PICOSAT – TECHNOLOGY DEMONSTRATION SATELLITE

PICOsat, the primary Department of Defence Satellite, is a technology demonstration satellite carrying four experiments in the areas of vibration isolation technology, ionospheric observations and polymer battery characteristics. PICOsat was built by Surrey Satellite Technology Limited (SSTL) in the United Kingdom.

PCSAT – PROTOTYPE COMMUNICATIONS SATELLITE

The second DoD spacecraft is a Prototype Communications Satellite (PCSat), operating in the amateur radio band, designed and manufactured by Midshipmen of the United States Naval Academy. It will be part of the amateur radio community’s Automatic Position Reporting System (APRS) in low earth orbit receiving digitised identity and position data from amateur radio operators and transmitting it to one or more ground stations.

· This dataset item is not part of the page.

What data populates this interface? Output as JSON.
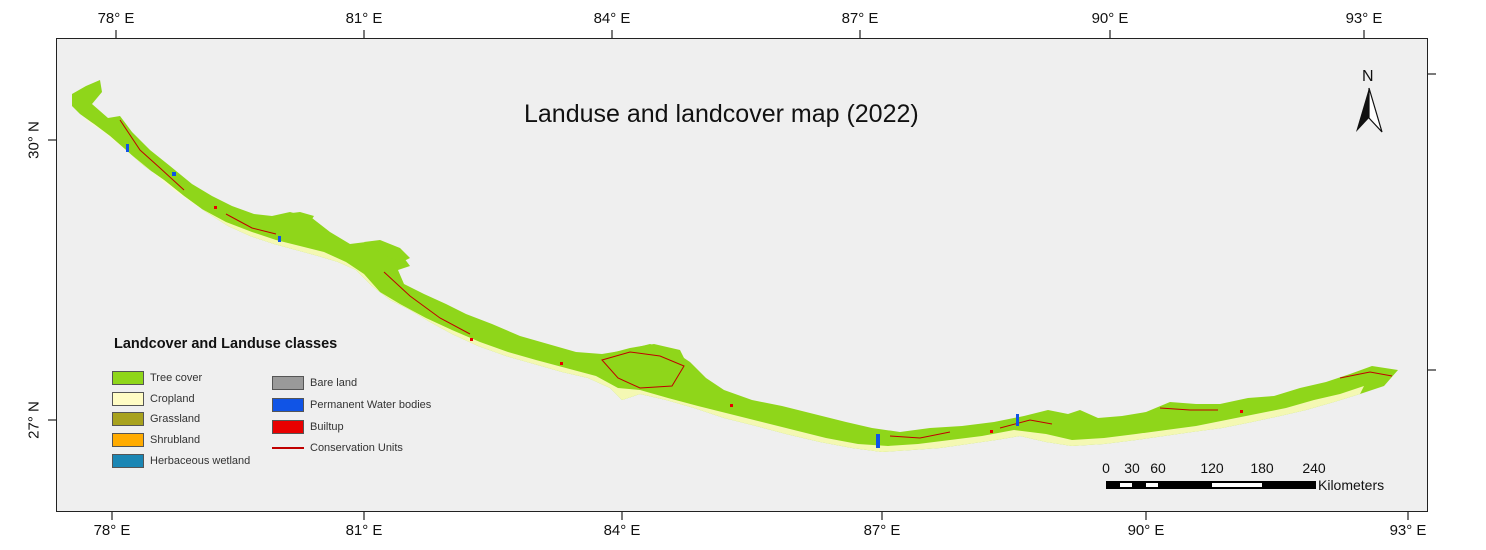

SAPPHIRE – MICRO-SATELLITE

The third DoD spacecraft is Sapphire, a micro-satellite designed and built by students at Stanford University and Washington University-St. Louis. The primary mission of Sapphire is to space-qualify two sets of “Tunneling Horizon Detector” infra-red sensors designed and built by the Jet Propulsion Laboratory and Stanford University. Secondary experiments include a digital camera and voice synthesizer.

CONTRACTORS

BRPH Architects – Engineers Inc. of Melbourne, Florida, designed the Kodiak Launch Complex (KLC).